今井 俊满 Toshimitsu IMAI (1928-2002)

Amid the post-war turmoil, Imai Toshimitsu travelled alone to Paris in 1952 and became involved in the ‘Art Informel’ movement led by Michel Tapié. Imai returned to Japan temporarily in 1957 and together with Tapié, Georges Mathieu and Sam Francis, they created the Informel whirlwind that was to take over the Japanese art scene. The Informel sought to overturn European aesthetic norms which had a profound effect on Japanese art as it had been constantly imitating Western art.

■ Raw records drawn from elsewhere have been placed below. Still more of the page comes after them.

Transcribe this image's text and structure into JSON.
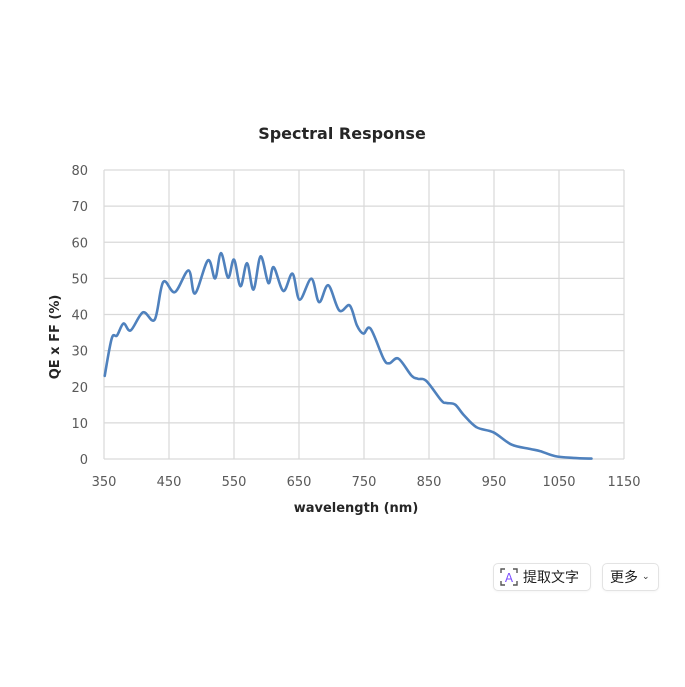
{
  "chart_data": {
    "type": "line",
    "title": "Spectral Response",
    "xlabel": "wavelength (nm)",
    "ylabel": "QE x FF (%)",
    "xlim": [
      350,
      1150
    ],
    "ylim": [
      0,
      80
    ],
    "x_ticks": [
      350,
      450,
      550,
      650,
      750,
      850,
      950,
      1050,
      1150
    ],
    "y_ticks": [
      0,
      10,
      20,
      30,
      40,
      50,
      60,
      70,
      80
    ],
    "grid": true,
    "legend": null,
    "line_color": "#4f81bd",
    "series": [
      {
        "name": "QE x FF",
        "x": [
          351,
          362,
          370,
          380,
          391,
          410,
          428,
          441,
          459,
          480,
          490,
          510,
          521,
          530,
          541,
          550,
          560,
          570,
          580,
          591,
          603,
          611,
          626,
          640,
          651,
          669,
          681,
          695,
          712,
          728,
          739,
          749,
          760,
          780,
          789,
          803,
          823,
          833,
          846,
          869,
          877,
          890,
          903,
          923,
          949,
          977,
          1005,
          1021,
          1044,
          1072,
          1100
        ],
        "values": [
          23,
          33.4,
          34.2,
          37.5,
          35.6,
          40.6,
          38.6,
          49,
          46.2,
          52.2,
          45.8,
          55,
          50,
          57,
          50.2,
          55.2,
          47.8,
          54.2,
          46.9,
          56.1,
          48.7,
          53.1,
          46.5,
          51.3,
          44.1,
          49.9,
          43.4,
          48.1,
          41.1,
          42.5,
          37,
          34.7,
          36.1,
          27.8,
          26.5,
          27.8,
          23.1,
          22.2,
          21.6,
          16.2,
          15.5,
          15.1,
          12.3,
          8.8,
          7.4,
          4.0,
          2.8,
          2.2,
          0.8,
          0.3,
          0.1
        ]
      }
    ]
  },
  "toolbar": {
    "extract_text_label": "提取文字",
    "extract_icon": "text-scan-icon",
    "more_label": "更多",
    "more_icon": "chevron-down-icon",
    "chevron_glyph": "⌄",
    "ocr_glyph": "A"
  }
}
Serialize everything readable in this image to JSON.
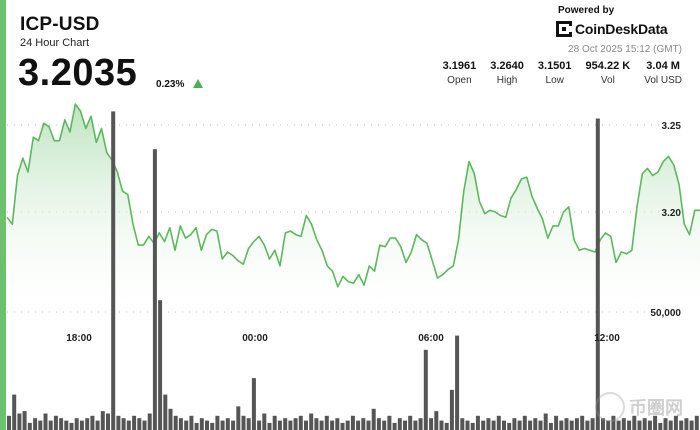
{
  "header": {
    "pair": "ICP-USD",
    "subtitle": "24 Hour Chart",
    "price": "3.2035",
    "change": "0.23%",
    "powered_by": "Powered by",
    "brand": "CoinDeskData",
    "timestamp": "28 Oct 2025 15:12 (GMT)"
  },
  "stats": [
    {
      "value": "3.1961",
      "label": "Open"
    },
    {
      "value": "3.2640",
      "label": "High"
    },
    {
      "value": "3.1501",
      "label": "Low"
    },
    {
      "value": "954.22 K",
      "label": "Vol"
    },
    {
      "value": "3.04 M",
      "label": "Vol USD"
    }
  ],
  "watermark": "币圈网",
  "colors": {
    "line": "#5cb85c",
    "fill_top": "#b9e2bb",
    "volume": "#555555",
    "accent": "#6cc06e"
  },
  "chart_data": [
    {
      "type": "area",
      "x_ticks": [
        "18:00",
        "00:00",
        "06:00",
        "12:00"
      ],
      "y_ticks": [
        {
          "label": "3.25",
          "value": 3.25
        },
        {
          "label": "3.20",
          "value": 3.2
        }
      ],
      "ylim": [
        3.15,
        3.27
      ],
      "grid": true,
      "values": [
        3.197,
        3.193,
        3.221,
        3.231,
        3.223,
        3.243,
        3.241,
        3.251,
        3.249,
        3.241,
        3.241,
        3.253,
        3.246,
        3.262,
        3.258,
        3.248,
        3.255,
        3.24,
        3.248,
        3.234,
        3.23,
        3.223,
        3.212,
        3.21,
        3.193,
        3.181,
        3.181,
        3.186,
        3.182,
        3.188,
        3.183,
        3.191,
        3.178,
        3.192,
        3.185,
        3.187,
        3.191,
        3.178,
        3.187,
        3.19,
        3.189,
        3.173,
        3.177,
        3.175,
        3.172,
        3.17,
        3.179,
        3.183,
        3.186,
        3.181,
        3.173,
        3.178,
        3.169,
        3.188,
        3.189,
        3.187,
        3.186,
        3.198,
        3.193,
        3.184,
        3.178,
        3.169,
        3.166,
        3.157,
        3.163,
        3.16,
        3.159,
        3.164,
        3.158,
        3.169,
        3.166,
        3.181,
        3.18,
        3.185,
        3.185,
        3.18,
        3.171,
        3.177,
        3.187,
        3.184,
        3.182,
        3.172,
        3.162,
        3.164,
        3.167,
        3.169,
        3.184,
        3.212,
        3.229,
        3.222,
        3.206,
        3.199,
        3.201,
        3.2,
        3.198,
        3.197,
        3.208,
        3.213,
        3.219,
        3.22,
        3.209,
        3.202,
        3.196,
        3.185,
        3.192,
        3.192,
        3.2,
        3.203,
        3.184,
        3.178,
        3.179,
        3.178,
        3.177,
        3.184,
        3.188,
        3.186,
        3.171,
        3.177,
        3.176,
        3.178,
        3.203,
        3.222,
        3.225,
        3.221,
        3.223,
        3.229,
        3.232,
        3.227,
        3.216,
        3.193,
        3.187,
        3.201,
        3.201
      ]
    },
    {
      "type": "bar",
      "name": "Volume",
      "y_ticks": [
        {
          "label": "50,000",
          "value": 50000
        }
      ],
      "ylim": [
        0,
        150000
      ],
      "values": [
        6000,
        15000,
        7000,
        8000,
        3000,
        5000,
        4000,
        7000,
        4000,
        6000,
        5000,
        4000,
        3000,
        5000,
        4000,
        5000,
        6000,
        4000,
        8000,
        7000,
        135000,
        6000,
        5000,
        4000,
        6000,
        5000,
        4000,
        7000,
        119000,
        55000,
        15000,
        9000,
        6000,
        5000,
        4000,
        6000,
        3000,
        5000,
        4000,
        3000,
        6000,
        4000,
        5000,
        4000,
        10000,
        6000,
        5000,
        22000,
        4000,
        7000,
        3000,
        6000,
        4000,
        5000,
        4000,
        5000,
        6000,
        4000,
        7000,
        5000,
        4000,
        6000,
        4000,
        5000,
        3000,
        4000,
        6000,
        4000,
        5000,
        4000,
        9000,
        5000,
        4000,
        6000,
        3000,
        5000,
        4000,
        6000,
        4000,
        5000,
        34000,
        5000,
        8000,
        4000,
        3000,
        17000,
        40000,
        5000,
        4000,
        3000,
        6000,
        4000,
        5000,
        4000,
        6000,
        4000,
        3000,
        5000,
        4000,
        6000,
        4000,
        5000,
        4000,
        7000,
        3000,
        6000,
        4000,
        5000,
        4000,
        5000,
        6000,
        4000,
        5000,
        132000,
        5000,
        4000,
        6000,
        4000,
        5000,
        4000,
        6000,
        4000,
        5000,
        4000,
        6000,
        3000,
        5000,
        4000,
        6000,
        4000,
        5000,
        4000,
        6000
      ]
    }
  ]
}
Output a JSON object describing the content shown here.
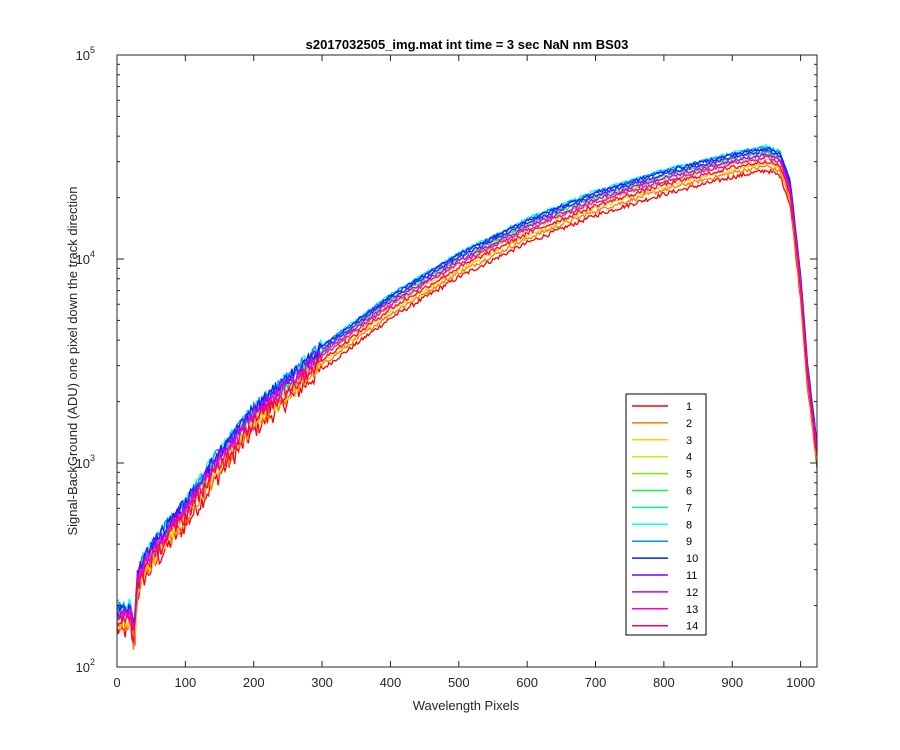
{
  "chart_data": {
    "type": "line",
    "title": "s2017032505_img.mat int time = 3 sec  NaN nm BS03",
    "xlabel": "Wavelength Pixels",
    "ylabel": "Signal-BackGround (ADU) one pixel down the track direction",
    "xlim": [
      0,
      1024
    ],
    "ylim": [
      100,
      100000
    ],
    "yscale": "log",
    "x_ticks": [
      "0",
      "100",
      "200",
      "300",
      "400",
      "500",
      "600",
      "700",
      "800",
      "900",
      "1000"
    ],
    "y_ticks": [
      {
        "base": "10",
        "exp": "2"
      },
      {
        "base": "10",
        "exp": "3"
      },
      {
        "base": "10",
        "exp": "4"
      },
      {
        "base": "10",
        "exp": "5"
      }
    ],
    "grid": false,
    "legend_position": "lower-right",
    "x": [
      0,
      10,
      20,
      25,
      30,
      40,
      60,
      80,
      100,
      150,
      200,
      300,
      400,
      500,
      600,
      700,
      800,
      900,
      950,
      970,
      985,
      1000,
      1010,
      1024
    ],
    "base_values": [
      190,
      185,
      195,
      150,
      280,
      340,
      420,
      520,
      620,
      1100,
      1800,
      3600,
      6400,
      10200,
      15000,
      20500,
      26000,
      31500,
      34000,
      32000,
      23000,
      8000,
      3000,
      1200
    ],
    "series": [
      {
        "name": "1",
        "color": "#ff0000",
        "scale": 0.8,
        "noise": 0.1
      },
      {
        "name": "2",
        "color": "#ff7a00",
        "scale": 0.84,
        "noise": 0.09
      },
      {
        "name": "3",
        "color": "#ffd500",
        "scale": 0.87,
        "noise": 0.08
      },
      {
        "name": "4",
        "color": "#c8f000",
        "scale": 0.92,
        "noise": 0.07
      },
      {
        "name": "5",
        "color": "#7cf000",
        "scale": 0.95,
        "noise": 0.07
      },
      {
        "name": "6",
        "color": "#00ff40",
        "scale": 0.98,
        "noise": 0.07
      },
      {
        "name": "7",
        "color": "#00f0a0",
        "scale": 1.0,
        "noise": 0.07
      },
      {
        "name": "8",
        "color": "#00ffff",
        "scale": 1.05,
        "noise": 0.07
      },
      {
        "name": "9",
        "color": "#0090ff",
        "scale": 1.04,
        "noise": 0.07
      },
      {
        "name": "10",
        "color": "#0020ff",
        "scale": 1.03,
        "noise": 0.07
      },
      {
        "name": "11",
        "color": "#7a00ff",
        "scale": 1.0,
        "noise": 0.07
      },
      {
        "name": "12",
        "color": "#c000ff",
        "scale": 0.96,
        "noise": 0.07
      },
      {
        "name": "13",
        "color": "#ff00d0",
        "scale": 0.93,
        "noise": 0.08
      },
      {
        "name": "14",
        "color": "#ff0050",
        "scale": 0.89,
        "noise": 0.09
      }
    ]
  }
}
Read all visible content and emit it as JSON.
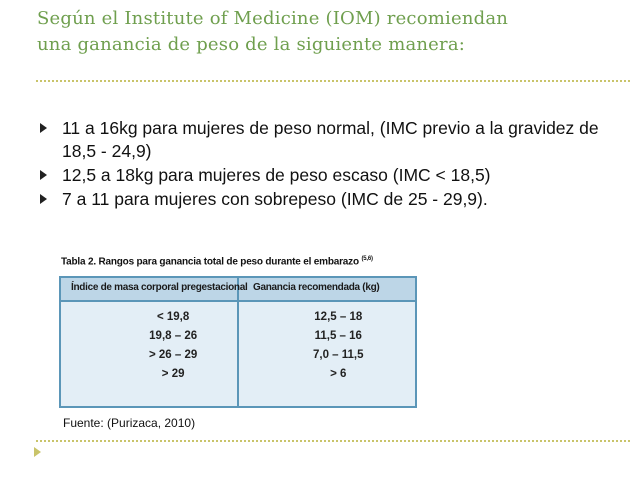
{
  "slide": {
    "title_lines": [
      "Según el Institute of Medicine (IOM) recomiendan",
      "una ganancia de peso de la siguiente manera:"
    ],
    "bullets": [
      "11 a 16kg para mujeres de peso normal, (IMC previo a la gravidez de 18,5 -  24,9)",
      "12,5 a 18kg para mujeres de peso escaso (IMC < 18,5)",
      "7 a 11 para mujeres con sobrepeso (IMC de 25 - 29,9)."
    ],
    "table": {
      "caption": "Tabla 2. Rangos para ganancia total de peso durante el embarazo",
      "caption_ref": "(5,6)",
      "headers": [
        "Índice de masa corporal pregestacional",
        "Ganancia recomendada (kg)"
      ],
      "rows": [
        [
          "< 19,8",
          "12,5 – 18"
        ],
        [
          "19,8 – 26",
          "11,5 – 16"
        ],
        [
          "> 26 – 29",
          "7,0 – 11,5"
        ],
        [
          "> 29",
          "> 6"
        ]
      ]
    },
    "source": "Fuente: (Purizaca, 2010)",
    "colors": {
      "title": "#6f9f4e",
      "divider": "#c9c46a",
      "table_border": "#5b96b8",
      "table_header": "#bdd6e7",
      "table_body": "#e3eef6"
    }
  }
}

During this time, Imai’s focus on Japan gave him a clear sense of the traditional Japanese sensibilities that underpinned his work as a means of breaking through European stereotypes. He was very conscious of his roots which led him to emerge through the deadlock of Western art that had become “disconnected” from life by incorporating a Japanese aesthetic that captures nature and art in tandem.

堀尾 贞治 Sadaharu HORIO

堀尾 贞治 Sadaharu HORIO (1939 – 2018)

Born in 1939 in Kobe, Horio studied with Gutai founder Jirō Yoshihara and in the mid-1960s became one of the youngest members of the group, which sought to release the “scream of matter itself” through a combination of performance, painting, theatre, music, and installations. In the 1970s, Horio was a founding member of Bonkura, an art collective based in Paris, and in the 1980s he began his series “A Matter of Course,” or “Atarimae no koto,” which comprised over one hundred exhibitions and performances. Horio sustained a decades-long practice in experimental work, using various found materials such as scrap metal, string, wood, roots, stones, and planks, and became a pioneer of modern Kobe performance art, all while working a factory job at Mitsubishi until 1998. Like Gutai, his practice sought to challenge the boundary between art and life.